Taken partly in the streets of different neighbourhoods and partly within non-profit associations
that continue to work, the reportage ‘From the void to the face’ creates a historical testimony
of a particular moment characterized by isolation and social distancing but which brings many
citizens closer to the values left out in everyday affairs.
Under the silence of the main streets and the solitude of the parks, Turin society has
moved and has shown enormous strength and resilience, which is highlighted in the second
part of the series: portraits with and without masks, in the foreground, of the volunteers who
fight the pandemic in its various aspects. Pictures that show the faces behind the masks, which
give a human look to the emergency.
The images were taken in various Turin associations, in partnership with Torino
Solidade, Volontariato Torino, Circo li Arci and Case del Quartiere.
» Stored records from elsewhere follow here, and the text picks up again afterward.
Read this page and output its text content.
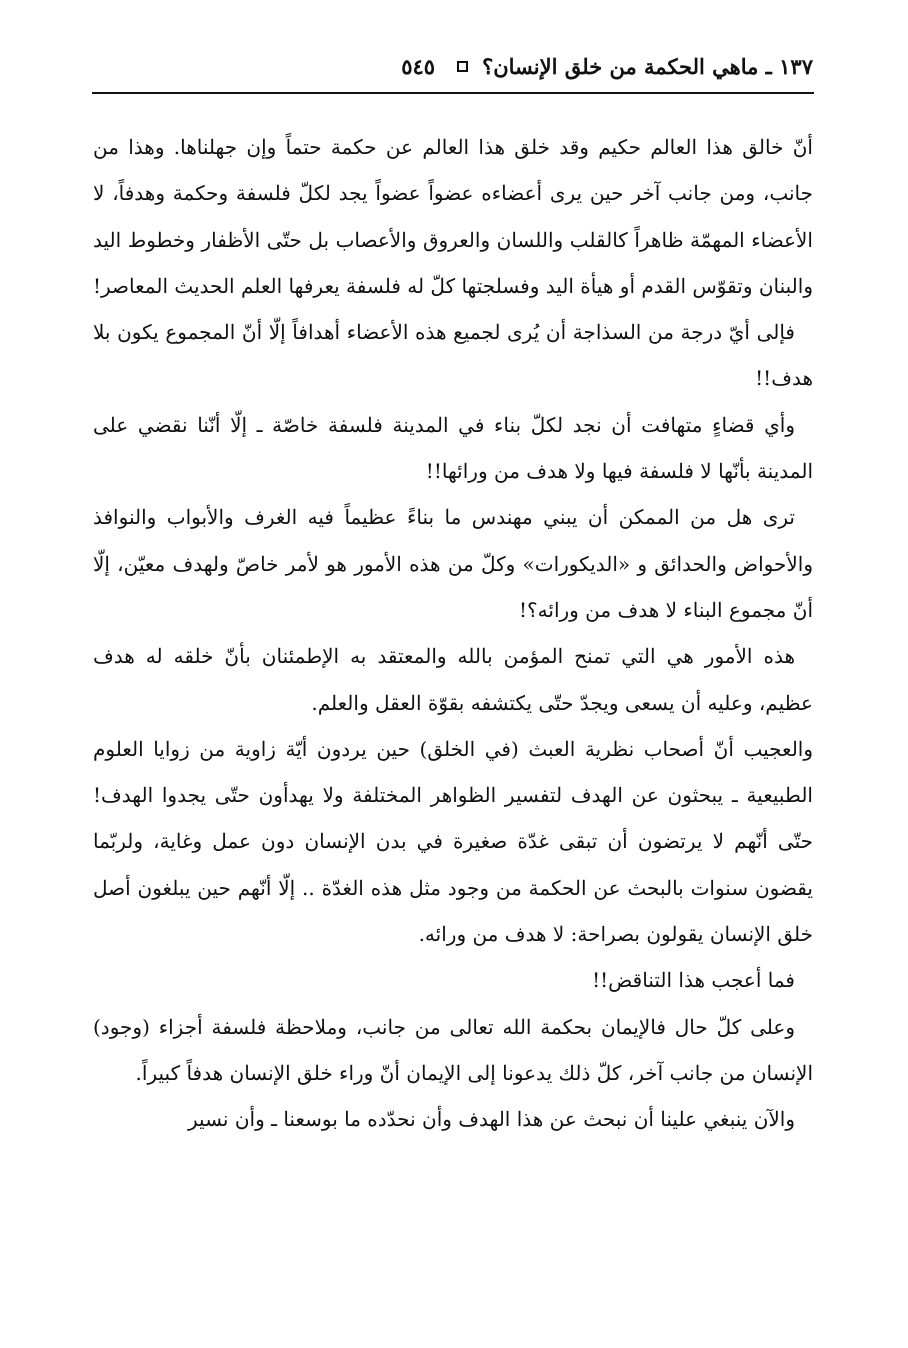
١٣٧ ـ ماهي الحكمة من خلق الإنسان؟
٥٤٥

أنّ خالق هذا العالم حكيم وقد خلق هذا العالم عن حكمة حتماً وإن جهلناها. وهذا من جانب، ومن جانب آخر حين يرى أعضاءه عضواً عضواً يجد لكلّ فلسفة وحكمة وهدفاً، لا الأعضاء المهمّة ظاهراً كالقلب واللسان والعروق والأعصاب بل حتّى الأظفار وخطوط اليد والبنان وتقوّس القدم أو هيأة اليد وفسلجتها كلّ له فلسفة يعرفها العلم الحديث المعاصر!

فإلى أيّ درجة من السذاجة أن يُرى لجميع هذه الأعضاء أهدافاً إلّا أنّ المجموع يكون بلا هدف!!

وأي قضاءٍ متهافت أن نجد لكلّ بناء في المدينة فلسفة خاصّة ـ إلّا أنّنا نقضي على المدينة بأنّها لا فلسفة فيها ولا هدف من ورائها!!

ترى هل من الممكن أن يبني مهندس ما بناءً عظيماً فيه الغرف والأبواب والنوافذ والأحواض والحدائق و «الديكورات» وكلّ من هذه الأمور هو لأمر خاصّ ولهدف معيّن، إلّا أنّ مجموع البناء لا هدف من ورائه؟!

هذه الأمور هي التي تمنح المؤمن بالله والمعتقد به الإطمئنان بأنّ خلقه له هدف عظيم، وعليه أن يسعى ويجدّ حتّى يكتشفه بقوّة العقل والعلم.

والعجيب أنّ أصحاب نظرية العبث (في الخلق) حين يردون أيّة زاوية من زوايا العلوم الطبيعية ـ يبحثون عن الهدف لتفسير الظواهر المختلفة ولا يهدأون حتّى يجدوا الهدف! حتّى أنّهم لا يرتضون أن تبقى غدّة صغيرة في بدن الإنسان دون عمل وغاية، ولربّما يقضون سنوات بالبحث عن الحكمة من وجود مثل هذه الغدّة .. إلّا أنّهم حين يبلغون أصل خلق الإنسان يقولون بصراحة: لا هدف من ورائه.

فما أعجب هذا التناقض!!

وعلى كلّ حال فالإيمان بحكمة الله تعالى من جانب، وملاحظة فلسفة أجزاء (وجود) الإنسان من جانب آخر، كلّ ذلك يدعونا إلى الإيمان أنّ وراء خلق الإنسان هدفاً كبيراً.

والآن ينبغي علينا أن نبحث عن هذا الهدف وأن نحدّده ما بوسعنا ـ وأن نسير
Remember who the
volunteers are facing the health risk, have been at the forefront in the fight against the social
impacts caused by Coronavirus emergency.
Tomás Cajueiro is a photographer with a long experience in producing reportages
capable of proposing with feeling a reflection on people’s lives and how differences, starting
with cultural ones, can ennoble and enrich the world around us.
The Turin Volunteer Service Center promotes and supports Volunteers’ presence and
role in Third Sector Entities, with particular reference to Volunteer Organizations, providing
free technical, logistical, training, and information support services.
The Turin Volunteer Service Center enthusiastically shared Tomás Cajueiro’s project.
It offered a privileged position to tell the world of Turin volunteering and how it mobilized to
provide immediate responses to the new needs arising from the health emergency.